All six episodes of the series’ fourth season dropped in the midst of the holiday break in late December, so many fans haven’t gotten around watching any of the new episodes yet.
If this is you, you might be feeling a bit overwhelmed by choice right now. After all, in this standalone series, there’s no reason to watch the season in order, or even in its entirety.
You also might have heard about the mixed reactions to this year’s season, as some critics claim the series has lost its way. And while we disagree and happen to think all the episodes are worth a watch, we’ve narrowed it down to best. If you only watch three episodes of Black Mirror’s fourth season, make it these.
Arkangel
When Netflix was first teasing us with the next season, Arkangel was the episode they decided to feature in a creepy trailer to hook us in.
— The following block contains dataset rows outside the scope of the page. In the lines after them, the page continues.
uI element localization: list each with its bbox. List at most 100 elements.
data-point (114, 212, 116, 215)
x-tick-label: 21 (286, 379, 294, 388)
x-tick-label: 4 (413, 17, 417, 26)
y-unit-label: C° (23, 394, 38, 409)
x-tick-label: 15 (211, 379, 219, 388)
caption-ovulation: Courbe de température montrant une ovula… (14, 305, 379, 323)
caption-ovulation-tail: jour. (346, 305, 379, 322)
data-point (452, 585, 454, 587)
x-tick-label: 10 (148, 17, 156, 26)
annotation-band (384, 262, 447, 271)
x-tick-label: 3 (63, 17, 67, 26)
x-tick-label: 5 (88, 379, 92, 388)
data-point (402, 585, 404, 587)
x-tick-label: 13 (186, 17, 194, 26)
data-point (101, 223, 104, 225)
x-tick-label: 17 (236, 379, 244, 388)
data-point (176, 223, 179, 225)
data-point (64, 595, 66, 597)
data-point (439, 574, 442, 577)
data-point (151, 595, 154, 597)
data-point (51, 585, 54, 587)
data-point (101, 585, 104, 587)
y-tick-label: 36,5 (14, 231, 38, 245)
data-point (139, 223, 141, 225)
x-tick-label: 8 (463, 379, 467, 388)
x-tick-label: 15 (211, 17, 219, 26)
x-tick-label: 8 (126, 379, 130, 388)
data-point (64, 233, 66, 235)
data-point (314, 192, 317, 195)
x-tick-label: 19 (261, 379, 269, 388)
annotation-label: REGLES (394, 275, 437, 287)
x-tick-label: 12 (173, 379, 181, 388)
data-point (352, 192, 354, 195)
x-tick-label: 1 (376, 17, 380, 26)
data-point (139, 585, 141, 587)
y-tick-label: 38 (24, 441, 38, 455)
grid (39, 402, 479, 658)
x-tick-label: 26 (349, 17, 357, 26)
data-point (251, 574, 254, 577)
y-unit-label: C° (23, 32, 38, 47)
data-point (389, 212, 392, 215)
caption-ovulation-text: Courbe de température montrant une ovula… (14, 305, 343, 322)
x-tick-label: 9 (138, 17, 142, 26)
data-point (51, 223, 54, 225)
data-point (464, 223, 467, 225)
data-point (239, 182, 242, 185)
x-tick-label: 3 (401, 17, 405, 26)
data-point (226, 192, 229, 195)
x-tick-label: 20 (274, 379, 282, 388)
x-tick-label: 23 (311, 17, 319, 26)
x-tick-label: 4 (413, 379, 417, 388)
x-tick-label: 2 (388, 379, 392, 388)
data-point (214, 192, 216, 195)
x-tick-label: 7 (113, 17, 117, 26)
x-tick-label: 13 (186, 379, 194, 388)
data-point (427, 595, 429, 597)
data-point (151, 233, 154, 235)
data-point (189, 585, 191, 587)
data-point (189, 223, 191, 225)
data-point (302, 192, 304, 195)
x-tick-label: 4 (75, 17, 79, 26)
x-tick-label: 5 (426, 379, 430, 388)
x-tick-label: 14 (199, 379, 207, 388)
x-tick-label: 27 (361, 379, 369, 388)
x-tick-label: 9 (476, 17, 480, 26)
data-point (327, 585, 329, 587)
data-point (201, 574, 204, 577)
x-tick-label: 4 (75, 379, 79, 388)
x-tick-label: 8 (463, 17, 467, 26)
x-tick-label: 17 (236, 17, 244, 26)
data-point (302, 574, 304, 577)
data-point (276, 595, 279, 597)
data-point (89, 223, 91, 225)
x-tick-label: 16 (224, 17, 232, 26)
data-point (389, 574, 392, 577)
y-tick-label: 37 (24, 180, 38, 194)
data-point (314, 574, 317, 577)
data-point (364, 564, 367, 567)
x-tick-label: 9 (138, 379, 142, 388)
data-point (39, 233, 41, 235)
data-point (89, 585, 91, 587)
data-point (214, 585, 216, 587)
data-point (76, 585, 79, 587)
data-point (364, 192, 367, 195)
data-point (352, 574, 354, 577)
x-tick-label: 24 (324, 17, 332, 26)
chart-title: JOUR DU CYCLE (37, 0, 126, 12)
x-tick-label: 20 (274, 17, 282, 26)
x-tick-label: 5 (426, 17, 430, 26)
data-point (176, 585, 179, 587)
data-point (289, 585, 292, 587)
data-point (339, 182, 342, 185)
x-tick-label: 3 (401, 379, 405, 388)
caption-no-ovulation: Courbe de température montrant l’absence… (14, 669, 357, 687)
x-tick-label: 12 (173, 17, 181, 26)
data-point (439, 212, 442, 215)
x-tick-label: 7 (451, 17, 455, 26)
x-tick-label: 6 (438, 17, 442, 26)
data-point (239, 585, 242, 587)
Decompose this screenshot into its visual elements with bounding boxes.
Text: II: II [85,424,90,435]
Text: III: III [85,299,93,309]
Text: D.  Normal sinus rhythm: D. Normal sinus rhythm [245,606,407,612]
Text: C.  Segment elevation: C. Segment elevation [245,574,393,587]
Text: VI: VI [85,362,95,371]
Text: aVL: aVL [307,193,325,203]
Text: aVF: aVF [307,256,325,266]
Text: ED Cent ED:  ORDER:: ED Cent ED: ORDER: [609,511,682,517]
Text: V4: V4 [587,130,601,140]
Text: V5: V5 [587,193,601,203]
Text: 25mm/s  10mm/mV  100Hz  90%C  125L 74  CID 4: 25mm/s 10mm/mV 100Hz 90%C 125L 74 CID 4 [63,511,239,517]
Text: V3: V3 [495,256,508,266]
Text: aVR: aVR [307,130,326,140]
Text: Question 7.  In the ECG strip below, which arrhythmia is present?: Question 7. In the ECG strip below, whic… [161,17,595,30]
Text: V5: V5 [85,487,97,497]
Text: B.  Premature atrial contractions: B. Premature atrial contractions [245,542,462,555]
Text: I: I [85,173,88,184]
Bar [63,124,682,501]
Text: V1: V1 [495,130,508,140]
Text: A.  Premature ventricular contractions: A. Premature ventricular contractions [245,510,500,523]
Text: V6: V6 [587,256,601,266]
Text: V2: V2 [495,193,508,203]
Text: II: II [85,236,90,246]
The premise is a single mum, after temporarily losing her toddler daughter at a playground, decides to take slightly extreme measures to make sure it doesn’t happen again. Marie (played by Rosemarie DeWitt) takes her daughter, Sara, to a clinic where company Arkangel implants an experimental device into her head that allows her mum to track her every move, as well as some other more invasive features.
As you can guess, things don’t exactly to plan and we see the horrific outcomes of helicopter parenting taken to the extreme.
Listen: The Binge team discuss the episode that will scare you off spying on your kids. (Post continues.)
The episode takes a sharp look at the paranoia that can come with parenting and the potentially damaging consequences of using ramped-up 21st-century technology that allows us to feed it. It also happens to be the first Black Mirror episode directed by a woman, actress Jodie Foster, who gives us an accurate portrayal of a worried mum and her changing relationship with her daughter as she enters her teens.
If you were a fan of helicopter parenting before this ep, you won’t be after watching.
Black Museum
The sixth and final episode of the season is perhaps the most confronting. While driving by, Nish pulls into the Black Museum, which houses technological artefacts – which of course, being set in the future, don’t exist (yet?). Split into three mini-stories, like White Christmas season two, each one explores a different invention and its consequences.